We conclude that moderate certainty of evidence supports that (i) additional motivational interventions and behaviour change programmes can increase adherence and patients’ self-efficacy beliefs and (ii) interventions applying BCTs increase adherence, particularly when using a greater number of BCTs and combining various BCTs, and particularly on short to medium term. The BCTs’ patient-led goal setting, self-monitoring of behaviour and social support seem promising to promote maintenance; (iii) graded activities, booster sessions with a physiotherapist and supervision foster adherence.

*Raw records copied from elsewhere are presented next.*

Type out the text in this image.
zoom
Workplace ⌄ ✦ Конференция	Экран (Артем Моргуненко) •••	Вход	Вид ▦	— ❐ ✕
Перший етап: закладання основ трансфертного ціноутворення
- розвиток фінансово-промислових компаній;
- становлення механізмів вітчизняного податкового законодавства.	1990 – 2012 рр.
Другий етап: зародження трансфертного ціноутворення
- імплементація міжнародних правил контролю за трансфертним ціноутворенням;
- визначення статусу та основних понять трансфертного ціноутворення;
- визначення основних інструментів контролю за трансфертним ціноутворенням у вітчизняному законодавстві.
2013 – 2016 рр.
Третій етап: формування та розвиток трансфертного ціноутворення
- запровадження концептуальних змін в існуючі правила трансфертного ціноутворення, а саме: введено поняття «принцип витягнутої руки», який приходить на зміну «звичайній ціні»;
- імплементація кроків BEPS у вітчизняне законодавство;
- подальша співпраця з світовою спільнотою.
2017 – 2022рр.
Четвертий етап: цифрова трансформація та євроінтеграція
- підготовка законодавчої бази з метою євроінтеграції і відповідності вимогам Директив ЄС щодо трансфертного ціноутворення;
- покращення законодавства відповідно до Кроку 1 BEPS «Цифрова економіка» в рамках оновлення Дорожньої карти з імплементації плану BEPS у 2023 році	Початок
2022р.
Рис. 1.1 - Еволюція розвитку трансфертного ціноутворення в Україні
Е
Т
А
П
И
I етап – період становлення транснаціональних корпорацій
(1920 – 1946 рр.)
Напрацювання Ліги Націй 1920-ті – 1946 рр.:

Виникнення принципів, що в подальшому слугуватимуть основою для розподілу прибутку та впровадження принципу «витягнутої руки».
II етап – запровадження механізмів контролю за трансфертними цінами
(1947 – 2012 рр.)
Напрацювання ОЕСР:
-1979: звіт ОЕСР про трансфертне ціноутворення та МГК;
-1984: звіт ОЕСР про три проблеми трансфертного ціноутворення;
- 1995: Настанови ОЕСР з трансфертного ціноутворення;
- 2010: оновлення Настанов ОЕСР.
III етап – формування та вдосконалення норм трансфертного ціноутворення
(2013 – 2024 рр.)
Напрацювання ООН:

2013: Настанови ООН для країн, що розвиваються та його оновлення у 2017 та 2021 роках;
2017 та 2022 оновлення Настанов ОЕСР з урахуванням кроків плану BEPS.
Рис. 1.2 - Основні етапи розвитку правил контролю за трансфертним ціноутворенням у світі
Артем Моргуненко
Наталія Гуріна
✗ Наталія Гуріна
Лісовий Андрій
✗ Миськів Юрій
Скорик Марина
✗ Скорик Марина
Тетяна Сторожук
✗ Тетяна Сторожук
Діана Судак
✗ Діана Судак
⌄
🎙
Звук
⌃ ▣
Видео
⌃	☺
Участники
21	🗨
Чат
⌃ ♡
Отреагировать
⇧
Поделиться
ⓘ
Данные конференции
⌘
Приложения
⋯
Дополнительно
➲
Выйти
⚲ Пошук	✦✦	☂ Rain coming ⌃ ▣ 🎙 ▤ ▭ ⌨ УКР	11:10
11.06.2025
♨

There is low certainty of evidence that (i) goal setting and planning improves adherence to treatment regimens, particularly if a patient-centred approach is taken; (ii) motivational interventions including various techniques, such as positive reinforcement, social support, monitoring or feedback, can foster adherence; (iii) social support seems to play an important role in promoting adherence; however, evidence is low as this BCT is frequently found in the control group; and (iv) information provision and transfer of knowledge to the patient may improve adherence-related outcomes when combined with motivational techniques, as in psychoeducational programmes. Additional written information is superior to verbal instructions alone; (v) a combination of home-based exercise programmes with clinical supervision, refresher or booster sessions, or/and self-management programmes seems promising to increase adherence.

Regarding the implications for future research, a holistic approach to measure adherence in physiotherapy and the investigation of clearly defined interventions combining multiple BCTs is recommended.